If they could make him fall, they would be able to kill him but as long as he was standing, he could still overpower them. But there were now 6 lions on this buffalo so he was not going to have an easy time of it. After about half an hour of fighting them off, they got off and jumped him again and the force dropped him to the ground. Then they were all over him knowing that his horns were not really a danger to them but still staying far enough away from them. One of the males positioned himself behind the neck and bit hard. One of the females somehow got between the back legs and held on to the testicles and bit hard. I knew it was hard because I could actually hear the crunching sound as she tried to chew it off. Another male cut off the bull’s air supply by smothering him. Between the six lions the bull didn’t stand a chance of survival. We were about 10 feet from all of this and had a front row view of everything.

Finally after about 45 minutes, the bull was dead. We watched for a few more minutes as they tried to rip chunks from him then we left wondering if we had indeed witnessed what we thought we saw. Then the adrenaline rush set in when we really comprehended the danger we were in.

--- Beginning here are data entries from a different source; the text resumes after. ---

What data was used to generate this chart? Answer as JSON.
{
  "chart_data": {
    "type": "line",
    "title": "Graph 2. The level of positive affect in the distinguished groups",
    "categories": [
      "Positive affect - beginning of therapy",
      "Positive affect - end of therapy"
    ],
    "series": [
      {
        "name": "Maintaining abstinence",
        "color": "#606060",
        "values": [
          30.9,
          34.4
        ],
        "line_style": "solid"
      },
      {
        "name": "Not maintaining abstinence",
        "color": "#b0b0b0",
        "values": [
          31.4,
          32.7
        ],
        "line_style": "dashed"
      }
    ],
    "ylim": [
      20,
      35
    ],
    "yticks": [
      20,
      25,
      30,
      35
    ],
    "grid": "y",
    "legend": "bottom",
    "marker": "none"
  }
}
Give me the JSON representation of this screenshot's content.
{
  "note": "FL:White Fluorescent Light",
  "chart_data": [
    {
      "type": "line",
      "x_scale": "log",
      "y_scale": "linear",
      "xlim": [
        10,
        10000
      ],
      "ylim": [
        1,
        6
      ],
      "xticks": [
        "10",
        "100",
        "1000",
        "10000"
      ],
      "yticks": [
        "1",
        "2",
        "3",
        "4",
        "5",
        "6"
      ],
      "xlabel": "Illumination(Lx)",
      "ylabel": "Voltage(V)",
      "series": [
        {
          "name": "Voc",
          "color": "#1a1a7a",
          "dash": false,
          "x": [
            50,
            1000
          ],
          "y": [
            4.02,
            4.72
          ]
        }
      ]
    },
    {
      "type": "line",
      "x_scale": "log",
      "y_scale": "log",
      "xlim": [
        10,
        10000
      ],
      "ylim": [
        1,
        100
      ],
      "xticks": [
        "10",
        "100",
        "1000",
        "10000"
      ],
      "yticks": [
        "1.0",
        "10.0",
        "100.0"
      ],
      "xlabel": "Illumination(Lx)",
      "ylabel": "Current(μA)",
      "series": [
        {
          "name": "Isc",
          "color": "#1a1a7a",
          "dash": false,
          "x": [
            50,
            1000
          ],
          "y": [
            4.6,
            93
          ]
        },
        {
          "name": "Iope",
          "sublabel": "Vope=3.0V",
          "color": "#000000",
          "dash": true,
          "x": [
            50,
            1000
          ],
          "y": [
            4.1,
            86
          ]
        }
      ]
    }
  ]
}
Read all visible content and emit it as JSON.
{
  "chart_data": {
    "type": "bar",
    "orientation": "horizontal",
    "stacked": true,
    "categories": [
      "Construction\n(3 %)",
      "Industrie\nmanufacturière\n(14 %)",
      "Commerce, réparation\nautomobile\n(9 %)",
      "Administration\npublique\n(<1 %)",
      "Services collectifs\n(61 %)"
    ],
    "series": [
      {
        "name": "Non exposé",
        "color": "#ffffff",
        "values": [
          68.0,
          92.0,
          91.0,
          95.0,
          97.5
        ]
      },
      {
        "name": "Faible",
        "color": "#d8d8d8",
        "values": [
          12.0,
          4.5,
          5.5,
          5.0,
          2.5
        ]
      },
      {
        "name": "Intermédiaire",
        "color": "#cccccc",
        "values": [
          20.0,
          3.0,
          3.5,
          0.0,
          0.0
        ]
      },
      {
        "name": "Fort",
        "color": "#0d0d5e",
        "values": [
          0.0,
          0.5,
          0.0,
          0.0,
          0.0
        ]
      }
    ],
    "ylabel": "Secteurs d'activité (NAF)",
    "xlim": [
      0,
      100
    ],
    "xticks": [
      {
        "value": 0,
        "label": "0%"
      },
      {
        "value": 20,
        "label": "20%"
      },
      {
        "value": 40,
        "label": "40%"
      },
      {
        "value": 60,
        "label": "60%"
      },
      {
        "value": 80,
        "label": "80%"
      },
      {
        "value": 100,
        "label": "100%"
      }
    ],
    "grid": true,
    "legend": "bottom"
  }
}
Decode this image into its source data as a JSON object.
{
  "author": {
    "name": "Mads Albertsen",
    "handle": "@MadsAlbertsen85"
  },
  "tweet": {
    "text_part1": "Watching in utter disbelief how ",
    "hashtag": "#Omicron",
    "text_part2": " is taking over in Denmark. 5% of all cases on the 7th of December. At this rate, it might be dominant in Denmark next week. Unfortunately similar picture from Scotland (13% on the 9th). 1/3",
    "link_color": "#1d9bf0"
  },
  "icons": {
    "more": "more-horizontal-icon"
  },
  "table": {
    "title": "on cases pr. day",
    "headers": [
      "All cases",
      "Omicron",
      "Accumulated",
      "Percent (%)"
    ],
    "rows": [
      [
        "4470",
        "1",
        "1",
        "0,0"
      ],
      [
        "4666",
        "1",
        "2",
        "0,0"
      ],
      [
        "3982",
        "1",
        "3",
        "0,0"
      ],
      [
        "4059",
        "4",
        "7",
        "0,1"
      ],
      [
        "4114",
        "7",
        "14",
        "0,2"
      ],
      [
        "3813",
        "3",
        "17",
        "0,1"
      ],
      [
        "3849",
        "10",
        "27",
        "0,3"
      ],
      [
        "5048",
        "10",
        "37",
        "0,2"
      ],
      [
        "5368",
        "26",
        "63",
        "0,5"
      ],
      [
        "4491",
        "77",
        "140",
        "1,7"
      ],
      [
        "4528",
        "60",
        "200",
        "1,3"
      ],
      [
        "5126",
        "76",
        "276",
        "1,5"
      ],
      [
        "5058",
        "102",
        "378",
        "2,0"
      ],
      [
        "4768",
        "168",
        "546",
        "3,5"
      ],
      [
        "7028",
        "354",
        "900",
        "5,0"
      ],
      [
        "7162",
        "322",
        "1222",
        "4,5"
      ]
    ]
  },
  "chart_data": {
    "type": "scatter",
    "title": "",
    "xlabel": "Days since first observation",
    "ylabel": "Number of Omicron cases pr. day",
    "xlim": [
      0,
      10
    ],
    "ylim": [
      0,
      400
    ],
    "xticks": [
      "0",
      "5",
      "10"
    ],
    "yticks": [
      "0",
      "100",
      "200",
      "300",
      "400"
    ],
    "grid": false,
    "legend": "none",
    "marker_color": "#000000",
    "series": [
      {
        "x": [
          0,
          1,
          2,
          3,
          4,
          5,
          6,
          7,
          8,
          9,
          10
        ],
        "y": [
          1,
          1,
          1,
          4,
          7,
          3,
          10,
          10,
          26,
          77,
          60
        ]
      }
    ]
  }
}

We got back to the camp slightly speechless from the day’s events and were also ready for a good dinner. Our hostess Mel met us at the gate of the camp well lit by lamplight. She asked if we wanted to eat dinner first or go to our tent so we opted for the tent first. She gave us the safety talk about absolutely not venturing out of the cabin alone at night. If there is an emergency, there is a whistle close to the bed and we have to blow it and light a lamp while the other camps have to extinguish theirs so she can know which camp has the emergency. It was getting a bit scary especially when everything is pitch black except for the starlight and we still had not seen our tent. So off we went with our flashlights in the company of Richard who looked like he was going on an elephant hunt in the dark. Well indeed it was an elephant sighting – right in the path to our tent so needless to say, we all hightailed it back to the main eating area and decided that it was dinner after all and the tent could wait.

Dinner was very gourmet and it was no camp fare. It was in fact better than anything you’d get at any high end restaurant anyplace and it was all fresh cooked – buns, soup, meat, everything….

After dinner we tried for the tent again and this time we were successful. I was sure glad that the elephant found something more interesting than the outside of our tent. But this tent was no ordinary tent. It was tenting 5 star style. Teak furniture – everything from the towel rack that sits on the floor, to the vanity, to the bed frames, to the chairs on the veranda. Yes our tent had a veranda. It is built on a platform made of teak and has a claw-footed bathtub, double sinks, a shower sort of outside (wooden slats covered with a tarp), two beds and two additional veranda chairs on the inside. This is living. I have to describe the doors though. All of them have screens – only screens – including the toilet, the shower, the veranda and the door going outside. So privacy is not something you cherish. When I say screens, I mean that instead of wood, the doors are covered with mesh like you get in summer screens for your windows. Imagine that you are in the toilet or shower and there is no door. That’s what it’s like. Mmmm hmmm. And imagine that someone walks in to your tent – say the maid or the plumber and you say “Wait a minute” but he or she can see right into your tent. Yep. That’s about it. Might as well be no door. Well I had a shower and fell into bed to be fast asleep as soon as my head hit the pillow (this obviously written when I woke up). Nothing could top this day.